I fiddle with the edge of the blanket, pulling my bottom lip between my teeth, because in the stark light of day, without Gin fuelling me, I’m mortified by my behaviour last night.

“I’m sorry you saw me like that.”

“I don’t care that you were drunk, love, but I do care why you were trying to drown yourself in booze.”

Humiliation floods me. God, he saw me when I was brought low and that is not something any girl ever wants, particularly if it’s her ex witnessing that emotional breakdown.

He reaches out and seizes my hand. My heart stutters at the all too familiar touch, a touch I’m beginning to covet.
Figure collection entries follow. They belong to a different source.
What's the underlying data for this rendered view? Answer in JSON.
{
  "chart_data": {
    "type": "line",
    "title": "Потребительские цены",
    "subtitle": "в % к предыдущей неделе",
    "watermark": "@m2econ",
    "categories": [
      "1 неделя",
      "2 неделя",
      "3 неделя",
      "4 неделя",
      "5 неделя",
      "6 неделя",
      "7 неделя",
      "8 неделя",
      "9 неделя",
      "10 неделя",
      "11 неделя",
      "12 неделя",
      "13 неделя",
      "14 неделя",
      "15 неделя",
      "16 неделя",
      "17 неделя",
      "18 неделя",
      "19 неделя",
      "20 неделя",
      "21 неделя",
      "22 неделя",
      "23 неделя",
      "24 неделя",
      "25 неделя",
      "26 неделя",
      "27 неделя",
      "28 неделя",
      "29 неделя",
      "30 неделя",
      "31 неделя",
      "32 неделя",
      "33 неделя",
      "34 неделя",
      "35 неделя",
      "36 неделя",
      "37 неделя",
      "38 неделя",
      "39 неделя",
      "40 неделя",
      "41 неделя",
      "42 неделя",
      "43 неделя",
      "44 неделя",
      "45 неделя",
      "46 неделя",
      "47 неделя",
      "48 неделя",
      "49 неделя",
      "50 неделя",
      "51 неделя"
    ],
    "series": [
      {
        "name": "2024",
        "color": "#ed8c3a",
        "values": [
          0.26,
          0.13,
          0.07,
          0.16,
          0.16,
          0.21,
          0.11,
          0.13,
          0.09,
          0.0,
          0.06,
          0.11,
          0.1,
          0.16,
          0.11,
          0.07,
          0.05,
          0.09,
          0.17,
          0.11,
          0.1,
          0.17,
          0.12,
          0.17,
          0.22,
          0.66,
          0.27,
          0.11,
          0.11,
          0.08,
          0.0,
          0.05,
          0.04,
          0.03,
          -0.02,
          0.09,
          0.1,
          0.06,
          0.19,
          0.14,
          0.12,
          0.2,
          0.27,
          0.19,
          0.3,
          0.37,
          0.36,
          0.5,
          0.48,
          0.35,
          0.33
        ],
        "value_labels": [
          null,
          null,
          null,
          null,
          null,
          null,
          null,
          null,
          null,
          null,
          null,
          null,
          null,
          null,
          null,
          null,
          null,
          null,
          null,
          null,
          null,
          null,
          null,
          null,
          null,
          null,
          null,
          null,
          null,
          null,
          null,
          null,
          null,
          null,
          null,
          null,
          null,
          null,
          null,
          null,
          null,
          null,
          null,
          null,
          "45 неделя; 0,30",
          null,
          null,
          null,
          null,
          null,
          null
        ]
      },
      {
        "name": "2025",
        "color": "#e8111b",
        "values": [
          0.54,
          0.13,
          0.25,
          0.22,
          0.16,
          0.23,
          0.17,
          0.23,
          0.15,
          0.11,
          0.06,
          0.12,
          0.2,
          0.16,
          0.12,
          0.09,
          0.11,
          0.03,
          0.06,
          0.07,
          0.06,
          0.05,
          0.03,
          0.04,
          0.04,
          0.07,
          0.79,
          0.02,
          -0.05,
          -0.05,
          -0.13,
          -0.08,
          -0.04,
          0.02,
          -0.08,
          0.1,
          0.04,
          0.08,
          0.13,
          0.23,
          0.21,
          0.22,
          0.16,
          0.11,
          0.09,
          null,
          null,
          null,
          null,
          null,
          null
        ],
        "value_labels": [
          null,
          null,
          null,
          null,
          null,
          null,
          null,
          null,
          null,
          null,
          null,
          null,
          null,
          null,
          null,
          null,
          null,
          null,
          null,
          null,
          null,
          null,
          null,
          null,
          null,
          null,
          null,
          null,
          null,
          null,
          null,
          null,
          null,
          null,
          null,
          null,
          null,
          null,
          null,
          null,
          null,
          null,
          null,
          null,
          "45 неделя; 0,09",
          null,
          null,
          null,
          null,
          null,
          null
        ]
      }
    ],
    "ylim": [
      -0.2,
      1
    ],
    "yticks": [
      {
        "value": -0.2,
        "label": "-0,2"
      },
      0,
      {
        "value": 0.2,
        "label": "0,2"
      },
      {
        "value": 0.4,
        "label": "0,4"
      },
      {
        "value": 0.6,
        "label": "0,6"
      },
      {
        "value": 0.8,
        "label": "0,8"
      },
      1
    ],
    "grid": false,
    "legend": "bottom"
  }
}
“Forget for a moment that you’re pissed off with me and try to remember that before this shit happened we were friends. Good friends. There was nothing you couldn’t tell me back then, Beth, and there’s nothing you can’t tell me now.” His voice softens. “Let me help.”

Friends.

The word feels foreign when I look at him because what we are is so much more than friends. But what we are is also so complicated I can’t give it a word.

‘Friends’ seems like a safe place for us to be right now, so I close my eyes, letting my head fall against the headboard even as I draw my knees up to my chest.

“If I remember correctly, I gave you a list of reasons as to why I was drinking when you found me.”

He considers me. “You mentioned Alistair was a wanker, I remember that.”